Kernel Neural Optimal Transport (2205.15269v2)

Abstract: We study the Neural Optimal Transport (NOT) algorithm which uses the general optimal transport formulation and learns stochastic transport plans. We show that NOT with the weak quadratic cost might learn fake plans which are not optimal. To resolve this issue, we introduce kernel weak quadratic costs. We show that they provide improved theoretical guarantees and practical performance. We test NOT with kernel costs on the unpaired image-to-image translation task.

• The paper introduces kernel-based costs replacing weak quadratic costs to eliminate fake transport plans in Neural Optimal Transport.
• It employs positive definite symmetric kernels to enforce strict convexity and guarantee the uniqueness of the optimal transport solution.
• Experimental results on image translation tasks demonstrate improved visual fidelity and lower FID scores compared to traditional NOT approaches.

Overview of Kernel Neural Optimal Transport

The paper "Kernel Neural Optimal Transport" presents an advancement in the field of optimal transport (OT) by proposing an improved version of the Neural Optimal Transport (NOT) algorithm. This advancement addresses the problem of "fake" transport plans that NOT can learn under certain conditions, particularly with weak quadratic costs. The authors introduce kernel weak quadratic costs and illustrate how these costs provide better theoretical assurances and superior practical outcomes, especially in the context of unpaired image-to-image translation tasks.

Core Contributions

The primary contribution of the work is the introduction of kernel-based costs to the NOT algorithm. This approach replaces the standard weak quadratic costs with kernel versions, which helps in mitigating the learning of suboptimal transport plans. The proposed kernel costs employ a positive definite symmetric (PDS) kernel, which is demonstrated to lead to a unique optimal transport plan. This uniqueness is a crucial improvement as it eliminates the ambiguity present in the outcomes of the original NOT algorithm.
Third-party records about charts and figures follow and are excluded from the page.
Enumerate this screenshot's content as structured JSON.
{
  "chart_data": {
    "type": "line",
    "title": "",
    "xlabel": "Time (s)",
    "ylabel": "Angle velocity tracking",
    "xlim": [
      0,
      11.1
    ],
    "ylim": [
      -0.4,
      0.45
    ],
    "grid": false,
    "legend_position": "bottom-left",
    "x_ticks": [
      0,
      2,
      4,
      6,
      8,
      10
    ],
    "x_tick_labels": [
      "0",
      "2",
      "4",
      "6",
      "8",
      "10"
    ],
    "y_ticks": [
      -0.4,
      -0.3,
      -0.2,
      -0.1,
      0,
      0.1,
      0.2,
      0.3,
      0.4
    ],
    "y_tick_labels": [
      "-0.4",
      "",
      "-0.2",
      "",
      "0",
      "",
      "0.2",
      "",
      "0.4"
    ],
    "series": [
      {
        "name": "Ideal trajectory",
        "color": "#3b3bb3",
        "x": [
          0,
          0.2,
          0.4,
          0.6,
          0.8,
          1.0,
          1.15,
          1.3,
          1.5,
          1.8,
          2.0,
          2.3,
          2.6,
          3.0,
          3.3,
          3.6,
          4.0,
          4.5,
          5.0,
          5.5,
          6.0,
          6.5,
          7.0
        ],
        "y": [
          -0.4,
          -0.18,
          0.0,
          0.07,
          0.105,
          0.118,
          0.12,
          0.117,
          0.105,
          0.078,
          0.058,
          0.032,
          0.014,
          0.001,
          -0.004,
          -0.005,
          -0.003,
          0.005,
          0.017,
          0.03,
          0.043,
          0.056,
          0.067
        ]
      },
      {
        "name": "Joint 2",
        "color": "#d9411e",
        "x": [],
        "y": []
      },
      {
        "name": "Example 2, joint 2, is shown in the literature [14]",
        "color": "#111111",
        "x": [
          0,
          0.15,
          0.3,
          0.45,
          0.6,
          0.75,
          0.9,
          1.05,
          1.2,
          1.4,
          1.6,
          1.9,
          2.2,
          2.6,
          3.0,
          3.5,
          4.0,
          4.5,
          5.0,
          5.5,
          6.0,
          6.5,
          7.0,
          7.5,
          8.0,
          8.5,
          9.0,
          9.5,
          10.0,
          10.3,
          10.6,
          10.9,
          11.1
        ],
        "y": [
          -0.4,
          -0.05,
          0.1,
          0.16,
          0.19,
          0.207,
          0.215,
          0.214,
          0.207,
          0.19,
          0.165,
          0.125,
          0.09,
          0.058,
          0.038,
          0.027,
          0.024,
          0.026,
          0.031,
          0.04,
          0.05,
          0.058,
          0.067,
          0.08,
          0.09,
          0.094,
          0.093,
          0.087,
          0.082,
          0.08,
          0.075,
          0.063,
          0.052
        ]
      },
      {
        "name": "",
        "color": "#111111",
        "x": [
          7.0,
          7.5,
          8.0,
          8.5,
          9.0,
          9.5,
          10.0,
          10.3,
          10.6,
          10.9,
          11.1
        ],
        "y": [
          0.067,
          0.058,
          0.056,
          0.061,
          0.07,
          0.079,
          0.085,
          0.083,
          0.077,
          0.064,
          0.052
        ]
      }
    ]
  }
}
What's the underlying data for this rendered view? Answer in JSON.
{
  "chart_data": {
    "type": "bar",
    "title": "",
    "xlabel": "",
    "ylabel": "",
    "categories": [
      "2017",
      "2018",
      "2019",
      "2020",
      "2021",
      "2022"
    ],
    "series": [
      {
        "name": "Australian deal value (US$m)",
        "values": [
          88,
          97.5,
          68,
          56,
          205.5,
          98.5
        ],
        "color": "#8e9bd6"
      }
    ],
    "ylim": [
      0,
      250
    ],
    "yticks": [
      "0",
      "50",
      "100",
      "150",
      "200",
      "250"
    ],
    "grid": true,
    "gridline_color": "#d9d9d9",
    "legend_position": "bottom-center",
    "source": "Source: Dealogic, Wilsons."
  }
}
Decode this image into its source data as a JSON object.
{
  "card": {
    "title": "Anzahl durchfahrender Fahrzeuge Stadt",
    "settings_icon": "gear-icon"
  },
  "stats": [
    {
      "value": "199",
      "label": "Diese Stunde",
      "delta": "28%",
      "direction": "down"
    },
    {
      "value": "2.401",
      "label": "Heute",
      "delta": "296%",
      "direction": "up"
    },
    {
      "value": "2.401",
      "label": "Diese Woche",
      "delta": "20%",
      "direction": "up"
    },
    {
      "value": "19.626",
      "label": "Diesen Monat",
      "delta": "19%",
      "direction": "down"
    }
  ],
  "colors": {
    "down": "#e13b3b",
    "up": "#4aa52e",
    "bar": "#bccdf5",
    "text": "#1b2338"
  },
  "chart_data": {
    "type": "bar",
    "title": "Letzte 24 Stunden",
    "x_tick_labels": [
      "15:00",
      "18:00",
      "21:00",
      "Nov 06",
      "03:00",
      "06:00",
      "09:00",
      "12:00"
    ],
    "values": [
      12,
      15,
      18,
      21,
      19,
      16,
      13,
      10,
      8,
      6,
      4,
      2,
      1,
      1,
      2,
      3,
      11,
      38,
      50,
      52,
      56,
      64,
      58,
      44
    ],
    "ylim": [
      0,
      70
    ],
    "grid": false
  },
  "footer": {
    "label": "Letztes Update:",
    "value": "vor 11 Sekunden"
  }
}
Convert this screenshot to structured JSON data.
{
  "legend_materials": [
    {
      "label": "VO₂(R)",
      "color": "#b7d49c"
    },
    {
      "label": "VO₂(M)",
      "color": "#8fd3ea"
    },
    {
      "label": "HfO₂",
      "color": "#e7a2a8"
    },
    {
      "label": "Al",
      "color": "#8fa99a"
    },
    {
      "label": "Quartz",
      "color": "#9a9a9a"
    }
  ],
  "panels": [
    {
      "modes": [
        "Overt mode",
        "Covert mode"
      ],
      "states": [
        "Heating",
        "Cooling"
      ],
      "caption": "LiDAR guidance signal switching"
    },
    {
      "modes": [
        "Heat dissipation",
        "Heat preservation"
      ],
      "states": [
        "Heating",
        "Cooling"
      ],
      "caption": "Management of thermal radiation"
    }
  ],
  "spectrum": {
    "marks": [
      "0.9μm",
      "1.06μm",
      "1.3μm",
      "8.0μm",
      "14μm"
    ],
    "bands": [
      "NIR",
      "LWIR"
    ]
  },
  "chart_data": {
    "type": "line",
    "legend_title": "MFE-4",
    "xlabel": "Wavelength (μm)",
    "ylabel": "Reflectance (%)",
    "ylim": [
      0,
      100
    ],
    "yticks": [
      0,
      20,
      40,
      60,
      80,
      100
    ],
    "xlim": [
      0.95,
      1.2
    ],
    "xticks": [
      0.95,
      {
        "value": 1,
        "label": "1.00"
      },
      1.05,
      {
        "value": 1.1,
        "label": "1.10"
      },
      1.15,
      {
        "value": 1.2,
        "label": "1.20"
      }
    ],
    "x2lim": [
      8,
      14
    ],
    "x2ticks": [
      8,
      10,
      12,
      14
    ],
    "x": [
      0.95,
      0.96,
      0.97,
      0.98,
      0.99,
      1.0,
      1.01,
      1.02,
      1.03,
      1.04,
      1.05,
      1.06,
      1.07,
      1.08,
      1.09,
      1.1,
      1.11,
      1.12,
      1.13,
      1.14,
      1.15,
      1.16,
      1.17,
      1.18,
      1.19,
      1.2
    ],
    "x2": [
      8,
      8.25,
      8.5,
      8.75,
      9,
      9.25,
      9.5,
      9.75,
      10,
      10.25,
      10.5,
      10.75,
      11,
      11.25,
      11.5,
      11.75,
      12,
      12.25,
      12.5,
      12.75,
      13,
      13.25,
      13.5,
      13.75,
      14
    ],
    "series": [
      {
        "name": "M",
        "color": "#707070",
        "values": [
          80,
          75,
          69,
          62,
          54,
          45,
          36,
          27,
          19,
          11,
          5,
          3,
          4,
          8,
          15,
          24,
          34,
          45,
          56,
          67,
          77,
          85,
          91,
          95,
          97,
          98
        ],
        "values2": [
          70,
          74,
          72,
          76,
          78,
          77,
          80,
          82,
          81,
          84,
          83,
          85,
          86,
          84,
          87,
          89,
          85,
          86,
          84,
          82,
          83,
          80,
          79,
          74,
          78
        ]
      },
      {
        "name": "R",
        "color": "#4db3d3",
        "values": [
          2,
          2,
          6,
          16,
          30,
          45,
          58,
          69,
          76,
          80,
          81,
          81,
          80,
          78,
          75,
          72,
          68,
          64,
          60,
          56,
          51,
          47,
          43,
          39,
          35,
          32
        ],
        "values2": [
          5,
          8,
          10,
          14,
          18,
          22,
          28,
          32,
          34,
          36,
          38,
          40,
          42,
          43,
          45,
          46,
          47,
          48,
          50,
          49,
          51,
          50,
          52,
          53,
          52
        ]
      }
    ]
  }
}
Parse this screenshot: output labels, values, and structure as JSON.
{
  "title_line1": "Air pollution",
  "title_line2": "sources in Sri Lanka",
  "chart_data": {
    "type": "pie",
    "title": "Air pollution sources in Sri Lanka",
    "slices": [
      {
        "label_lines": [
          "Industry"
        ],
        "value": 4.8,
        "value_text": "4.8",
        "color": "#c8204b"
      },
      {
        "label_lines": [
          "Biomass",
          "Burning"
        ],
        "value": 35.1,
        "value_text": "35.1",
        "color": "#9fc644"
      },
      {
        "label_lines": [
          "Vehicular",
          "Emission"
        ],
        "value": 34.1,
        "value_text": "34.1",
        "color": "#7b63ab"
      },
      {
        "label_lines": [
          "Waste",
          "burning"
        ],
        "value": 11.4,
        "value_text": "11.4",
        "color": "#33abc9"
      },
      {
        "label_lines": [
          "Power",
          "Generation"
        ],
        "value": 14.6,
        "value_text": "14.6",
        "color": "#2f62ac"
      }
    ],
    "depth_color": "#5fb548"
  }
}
Key theoretical insights include:

• Characterization of Weak Costs: The paper demonstrates how weak quadratic costs can lead to erroneous transport plans, which do not fulfill the goal of optimal transport. It explains the conditions under which these "fake" solutions arise and characterizes the sets of such plans.
• Kernel Cost Formulation: By employing characteristic kernels, the authors propose a cost formulation that ensures strict convexity. This characteristic is pivotal in guaranteeing the uniqueness of the optimal transport plan, thus addressing the core issue of fake plans.

Methodology

The authors formulate the kernel weak quadratic cost by extending the feature space approach in optimal transport. This is done by mapping inputs through a feature map into a higher-dimensional Hilbert space. The resulting kernel cost then incorporates the variance component, maintaining a balance between diversity and similarity in transport distributions.

The algorithmic framework leverages neural networks to approximate potential and transport maps, with a focus on minimizing a saddle point problem. This is achieved using stochastic gradient descent-ascent, which enables efficient optimization over large-scale datasets, particularly relevant for high-dimensional image data.

Experimental Evaluation

The efficacy of the proposed kernel NOT is demonstrated through extensive experiments on image-to-image translation tasks. The results indicate that kernel NOT consistently outperforms the baseline NOT with weak quadratic costs in both qualitative measures (visual fidelity of translated images) and quantitative metrics (e.g., Fréchet Inception Distance, FID). This improvement underscores the practical significance of addressing the ambiguity in stochastic transport plans.

Implications and Future Directions

The implications of this research are substantial for the field of AI, particularly in applications requiring robust probabilistic modeling, such as generative modeling and domain adaptation. By ensuring the uniqueness and optimality of transport plans, the kernel approach broadens the applicability of neural OT in complex, high-dimensional tasks.

Future research could explore several directions:

• Extension to Diverse Data Domains: While the current work focuses on image data, extending these methods to other types of data (e.g., text, 3D models) could demonstrate the broader applicability of kernel costs.
• Dynamic Adaptation of Kernel Functions: Investigating adaptive kernel selection mechanisms based on data properties could enhance model performance and reduce computational costs.
• Theoretical Expansion on Kernel Characteristics: Further theoretical paper on the properties of characteristic kernels in this context could yield insights into new kernel types that might improve efficiency or accuracy.

Conclusion

The introduction of kernel weak quadratic costs into the NOT framework marks a significant step forward in addressing the limitations of stochastic optimal transport plans. This paper's methodological innovations and empirical validations provide a robust foundation for future exploration in neural optimal transport and its applications across AI.